Термин «показательный пост», видимо, остался со времен оккупации.
Подъехал Витя.
– Чего так долго? – спросила Лиза.
– Да Логиновы уперлись. Не будут подписывать, пока им шифер на крышу не дадут. Как будто я депутат… Ну что, поехали?
В лесу стояли глубокие лужи. Витя их не объезжал, а вел мотоцикл прямо по лужам. Как вездеход.
– Нехорошо, – сказала Катя. – Две доярки на семьдесят коров. Другие на их месте взяли бы да и ушли.
– Ушли… – хмыкнул Витя. – Вот вы сколько получаете?
– При чем тут я?
– Ну все-таки, – настаивал Витя.
– Сто сорок рублей.
– Правильно. А они двести, на всем своем. Да еще двадцать рублей горловых.
– Каких горловых?
– Как кто приедет, они жаловаться бегут. На горло брать. Мы им за это двадцатку накидываем.
Катя растерянно смотрела на Витин затылок. Она никак не предполагала, что в своем истинном негодовании Лиза и Фрося зарабатывали горловые. Скорее всего они были искренни в претензиях, просто за это им еще платили деньги.
Мотоцикл вдруг чихнул раз-другой и остановился.
– Вода набралась в выхлопную трубу, – предположил Витя. – Щас исправим.
Катя слезла с мотоцикла и, чтобы скоротать время, пошла вперед по узкой тропинке, темной от непроходимой зелени. Неожиданно лес прервался. Открылась поляна. На поляне стояло барское поместье, окруженное садом. Это было так невероятно, как будто сработала машина времени, откинув на сто лет назад, или какая-то киностудия выстроила декорацию на натуре.

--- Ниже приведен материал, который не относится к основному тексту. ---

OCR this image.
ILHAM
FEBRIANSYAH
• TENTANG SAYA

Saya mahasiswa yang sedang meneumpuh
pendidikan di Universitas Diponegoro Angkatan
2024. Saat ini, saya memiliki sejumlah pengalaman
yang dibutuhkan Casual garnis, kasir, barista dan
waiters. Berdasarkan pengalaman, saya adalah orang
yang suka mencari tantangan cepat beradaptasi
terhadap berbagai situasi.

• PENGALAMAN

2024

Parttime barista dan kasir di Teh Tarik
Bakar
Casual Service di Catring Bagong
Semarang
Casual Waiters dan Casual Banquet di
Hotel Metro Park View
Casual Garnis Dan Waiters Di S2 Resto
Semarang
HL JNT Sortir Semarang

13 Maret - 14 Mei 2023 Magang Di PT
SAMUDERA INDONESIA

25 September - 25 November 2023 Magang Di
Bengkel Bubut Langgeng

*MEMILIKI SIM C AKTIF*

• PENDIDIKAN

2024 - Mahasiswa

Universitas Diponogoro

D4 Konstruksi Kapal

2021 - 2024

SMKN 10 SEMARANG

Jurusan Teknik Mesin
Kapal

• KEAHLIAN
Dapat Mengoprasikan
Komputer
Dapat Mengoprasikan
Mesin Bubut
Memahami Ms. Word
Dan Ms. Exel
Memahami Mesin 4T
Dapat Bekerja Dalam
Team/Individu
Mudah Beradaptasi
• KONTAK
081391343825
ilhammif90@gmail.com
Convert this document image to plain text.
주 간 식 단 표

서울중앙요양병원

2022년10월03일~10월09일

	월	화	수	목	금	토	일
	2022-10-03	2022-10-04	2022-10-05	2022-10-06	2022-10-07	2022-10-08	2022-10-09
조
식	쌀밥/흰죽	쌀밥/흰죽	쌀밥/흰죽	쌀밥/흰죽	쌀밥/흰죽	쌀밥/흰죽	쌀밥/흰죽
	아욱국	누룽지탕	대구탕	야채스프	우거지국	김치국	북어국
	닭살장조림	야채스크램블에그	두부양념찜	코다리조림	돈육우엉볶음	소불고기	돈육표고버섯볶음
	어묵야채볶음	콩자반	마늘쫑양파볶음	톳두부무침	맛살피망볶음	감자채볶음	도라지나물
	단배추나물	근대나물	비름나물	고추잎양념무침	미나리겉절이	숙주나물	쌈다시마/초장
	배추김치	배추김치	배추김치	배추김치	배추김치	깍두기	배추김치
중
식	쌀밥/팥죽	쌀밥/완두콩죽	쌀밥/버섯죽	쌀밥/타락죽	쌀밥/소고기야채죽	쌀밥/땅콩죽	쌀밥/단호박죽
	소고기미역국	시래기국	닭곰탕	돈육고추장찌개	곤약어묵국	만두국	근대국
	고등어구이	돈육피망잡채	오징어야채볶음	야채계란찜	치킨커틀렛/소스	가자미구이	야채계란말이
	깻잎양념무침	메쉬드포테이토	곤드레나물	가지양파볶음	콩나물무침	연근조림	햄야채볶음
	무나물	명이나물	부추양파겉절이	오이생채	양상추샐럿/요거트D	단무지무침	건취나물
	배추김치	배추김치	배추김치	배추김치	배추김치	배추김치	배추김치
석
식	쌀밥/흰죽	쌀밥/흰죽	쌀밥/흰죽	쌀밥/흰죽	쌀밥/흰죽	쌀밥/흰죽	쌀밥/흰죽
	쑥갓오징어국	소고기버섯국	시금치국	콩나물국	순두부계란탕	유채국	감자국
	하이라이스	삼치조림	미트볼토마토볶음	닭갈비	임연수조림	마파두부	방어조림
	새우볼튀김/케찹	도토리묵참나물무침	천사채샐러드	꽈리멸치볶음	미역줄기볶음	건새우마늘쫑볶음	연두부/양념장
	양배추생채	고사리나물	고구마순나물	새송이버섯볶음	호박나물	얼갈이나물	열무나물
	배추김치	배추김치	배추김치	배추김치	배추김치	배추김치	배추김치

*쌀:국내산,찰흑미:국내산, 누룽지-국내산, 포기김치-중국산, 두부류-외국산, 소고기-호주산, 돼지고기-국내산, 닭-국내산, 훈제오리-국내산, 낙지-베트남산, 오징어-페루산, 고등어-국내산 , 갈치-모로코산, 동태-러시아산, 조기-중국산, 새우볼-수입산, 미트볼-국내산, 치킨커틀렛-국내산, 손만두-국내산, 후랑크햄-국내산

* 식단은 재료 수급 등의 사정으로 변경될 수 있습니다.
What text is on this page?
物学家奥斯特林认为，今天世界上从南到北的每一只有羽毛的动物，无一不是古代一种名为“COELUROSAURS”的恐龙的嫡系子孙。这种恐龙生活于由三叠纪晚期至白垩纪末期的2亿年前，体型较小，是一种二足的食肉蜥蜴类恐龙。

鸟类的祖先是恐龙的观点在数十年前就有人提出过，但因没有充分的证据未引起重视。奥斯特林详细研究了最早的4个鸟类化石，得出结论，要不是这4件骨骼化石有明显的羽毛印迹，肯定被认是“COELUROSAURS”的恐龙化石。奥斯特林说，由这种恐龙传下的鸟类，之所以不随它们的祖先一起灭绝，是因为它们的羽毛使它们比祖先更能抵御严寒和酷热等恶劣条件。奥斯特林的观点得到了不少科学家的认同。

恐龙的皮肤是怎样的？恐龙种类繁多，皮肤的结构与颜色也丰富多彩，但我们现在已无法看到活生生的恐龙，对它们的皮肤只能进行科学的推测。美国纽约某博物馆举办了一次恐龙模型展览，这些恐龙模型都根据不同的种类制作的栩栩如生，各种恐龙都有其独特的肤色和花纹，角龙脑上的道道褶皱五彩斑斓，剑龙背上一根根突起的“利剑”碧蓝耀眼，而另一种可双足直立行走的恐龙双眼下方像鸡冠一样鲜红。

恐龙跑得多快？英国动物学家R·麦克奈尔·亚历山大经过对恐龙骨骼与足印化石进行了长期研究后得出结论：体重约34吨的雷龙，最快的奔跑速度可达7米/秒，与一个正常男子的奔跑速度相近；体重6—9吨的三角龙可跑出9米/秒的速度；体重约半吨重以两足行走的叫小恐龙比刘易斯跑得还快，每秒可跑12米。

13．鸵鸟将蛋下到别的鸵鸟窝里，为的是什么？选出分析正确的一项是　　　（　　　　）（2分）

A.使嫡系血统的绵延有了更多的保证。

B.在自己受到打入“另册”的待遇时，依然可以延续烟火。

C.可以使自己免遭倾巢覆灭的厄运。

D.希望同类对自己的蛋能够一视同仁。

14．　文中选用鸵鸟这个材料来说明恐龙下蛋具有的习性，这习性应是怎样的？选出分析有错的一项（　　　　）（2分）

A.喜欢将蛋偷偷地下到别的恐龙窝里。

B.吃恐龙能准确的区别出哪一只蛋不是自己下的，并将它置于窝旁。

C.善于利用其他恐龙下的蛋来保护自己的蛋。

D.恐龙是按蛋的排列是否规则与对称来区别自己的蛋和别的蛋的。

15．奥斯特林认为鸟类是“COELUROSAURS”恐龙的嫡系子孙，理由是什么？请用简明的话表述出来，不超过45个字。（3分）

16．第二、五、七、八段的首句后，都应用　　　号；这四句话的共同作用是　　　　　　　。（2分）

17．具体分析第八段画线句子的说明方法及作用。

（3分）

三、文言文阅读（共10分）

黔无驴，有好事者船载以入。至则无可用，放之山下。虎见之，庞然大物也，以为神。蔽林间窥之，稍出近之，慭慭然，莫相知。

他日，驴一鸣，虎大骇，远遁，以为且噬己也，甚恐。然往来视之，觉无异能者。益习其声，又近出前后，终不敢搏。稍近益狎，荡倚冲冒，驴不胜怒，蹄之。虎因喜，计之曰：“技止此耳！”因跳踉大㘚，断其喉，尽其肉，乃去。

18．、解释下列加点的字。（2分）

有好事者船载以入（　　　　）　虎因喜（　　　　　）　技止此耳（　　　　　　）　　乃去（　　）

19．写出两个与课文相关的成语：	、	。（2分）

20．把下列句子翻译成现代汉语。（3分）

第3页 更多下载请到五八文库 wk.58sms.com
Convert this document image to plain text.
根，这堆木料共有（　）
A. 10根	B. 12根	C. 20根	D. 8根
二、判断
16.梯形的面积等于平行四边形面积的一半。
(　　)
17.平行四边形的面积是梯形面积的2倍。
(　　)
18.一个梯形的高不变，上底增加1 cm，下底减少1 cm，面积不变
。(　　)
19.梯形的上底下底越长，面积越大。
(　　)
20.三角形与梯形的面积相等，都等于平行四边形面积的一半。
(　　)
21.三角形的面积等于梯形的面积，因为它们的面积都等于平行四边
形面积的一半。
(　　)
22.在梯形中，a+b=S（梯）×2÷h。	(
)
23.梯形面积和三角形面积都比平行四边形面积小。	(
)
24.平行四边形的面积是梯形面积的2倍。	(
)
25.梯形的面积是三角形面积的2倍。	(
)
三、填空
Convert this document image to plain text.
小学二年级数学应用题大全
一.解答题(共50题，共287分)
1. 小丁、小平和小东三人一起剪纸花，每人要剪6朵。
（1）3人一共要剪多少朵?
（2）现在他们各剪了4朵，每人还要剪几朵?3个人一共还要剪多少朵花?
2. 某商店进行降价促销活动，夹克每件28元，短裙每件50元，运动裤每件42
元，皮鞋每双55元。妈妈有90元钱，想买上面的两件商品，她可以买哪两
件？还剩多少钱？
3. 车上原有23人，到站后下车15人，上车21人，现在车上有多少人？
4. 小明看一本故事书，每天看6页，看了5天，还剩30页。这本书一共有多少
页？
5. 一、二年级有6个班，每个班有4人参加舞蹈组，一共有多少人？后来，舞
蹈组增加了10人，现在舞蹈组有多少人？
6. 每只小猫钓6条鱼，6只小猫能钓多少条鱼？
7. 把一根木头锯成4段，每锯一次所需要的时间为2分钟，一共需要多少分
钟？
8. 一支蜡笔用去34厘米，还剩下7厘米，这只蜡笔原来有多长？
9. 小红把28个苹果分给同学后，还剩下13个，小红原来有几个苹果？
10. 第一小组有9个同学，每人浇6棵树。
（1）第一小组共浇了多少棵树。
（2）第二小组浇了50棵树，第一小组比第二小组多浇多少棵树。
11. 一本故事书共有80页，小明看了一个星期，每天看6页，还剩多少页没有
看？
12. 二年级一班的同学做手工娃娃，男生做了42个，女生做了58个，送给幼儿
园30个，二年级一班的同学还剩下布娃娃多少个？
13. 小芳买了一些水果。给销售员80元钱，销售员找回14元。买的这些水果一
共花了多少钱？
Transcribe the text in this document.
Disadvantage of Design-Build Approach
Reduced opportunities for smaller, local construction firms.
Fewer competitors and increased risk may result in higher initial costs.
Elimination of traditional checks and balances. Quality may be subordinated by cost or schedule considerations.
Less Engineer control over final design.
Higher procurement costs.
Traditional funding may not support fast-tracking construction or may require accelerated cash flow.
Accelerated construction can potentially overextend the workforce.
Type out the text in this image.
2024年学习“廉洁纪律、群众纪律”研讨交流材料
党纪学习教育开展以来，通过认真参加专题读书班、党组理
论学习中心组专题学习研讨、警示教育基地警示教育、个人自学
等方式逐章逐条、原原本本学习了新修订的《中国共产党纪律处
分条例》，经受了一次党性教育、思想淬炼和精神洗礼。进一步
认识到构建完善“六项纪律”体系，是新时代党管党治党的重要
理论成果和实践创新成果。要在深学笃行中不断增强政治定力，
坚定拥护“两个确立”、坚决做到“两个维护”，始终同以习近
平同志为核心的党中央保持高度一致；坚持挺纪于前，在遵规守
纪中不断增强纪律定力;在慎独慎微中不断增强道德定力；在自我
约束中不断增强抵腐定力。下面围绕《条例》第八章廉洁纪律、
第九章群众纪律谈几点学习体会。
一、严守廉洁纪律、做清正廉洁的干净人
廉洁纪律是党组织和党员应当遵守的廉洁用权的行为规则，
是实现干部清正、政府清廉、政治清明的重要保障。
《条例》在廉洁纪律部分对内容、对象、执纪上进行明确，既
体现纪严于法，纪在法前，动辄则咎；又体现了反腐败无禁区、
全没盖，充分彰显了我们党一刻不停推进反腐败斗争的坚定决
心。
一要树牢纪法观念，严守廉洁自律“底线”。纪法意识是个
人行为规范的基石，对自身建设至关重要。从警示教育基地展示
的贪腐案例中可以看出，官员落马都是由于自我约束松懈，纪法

Катя неуверенно приблизилась, вошла в сад, осторожно ступая. Было такое чувство, будто дом заговорен, и кто знает, что может случиться каждую секунду: то ли выползут под простынями тени забытых предков, то ли взорвется мина, подложенная немцами, то ли выйдет актер, играющий молодого барина.
Но было тихо в саду. Все, что там произрастало, переплелось стеблями и ветвями, большими и малыми. Зелень так и кипела вокруг. Стояли малиновые кусты с желтой малиной. Ягоды были крупные, величиной с черешню.
– Это дом генерала Куропаткина, – сказал Витя, подходя.
– А когда он его построил?
– В сентябре семнадцатого года.
– Не повезло генералу…
Поднялись на крыльцо. Вошли в дом.
В нижней зале стоял малахитовый камин музейной красоты. Он был весь оббит и поцарапан. Паркет из разных пород дерева загажен птицами и животными. Возможно, сюда заходили дикие звери. Большинство планок паркета – выбиты. На стенах было написано столько же примерно имен и фамилий, сколько на Стокгольмском воззвании.
– Здесь раньше школа была, – пояснил Витя. – Теперь ее в Шешурино перевели.
– Жалко дом, – сказала Катя. – Хоть бы из него музей сделали. Или продали кому-нибудь.
– Продавать частным лицам воспрещается.
По широкой лестнице поднялись на второй этаж. Здесь было несколько комнат. В одной из них, с видом на пруд, стояла железная печка и подобие дивана с вырвавшимися на волю пружинами. Наверное, здесь жил учитель. Это был его скарб, брошенный за ненадобностью.
Катя подошла к окну. Отсюда была видна еловая аллея. Она шла далеко, на полкилометра, перерезая сад, спускаясь к пруду. На берегу пруда виднелась купальня. Наверное, эта аллея, купальня и пруд выглядели так же, как и при генерале. Деревья стали выше, сильнее, а все вокруг осталось прежним: коричневые иголки на земле, овал пруда и небо над ним.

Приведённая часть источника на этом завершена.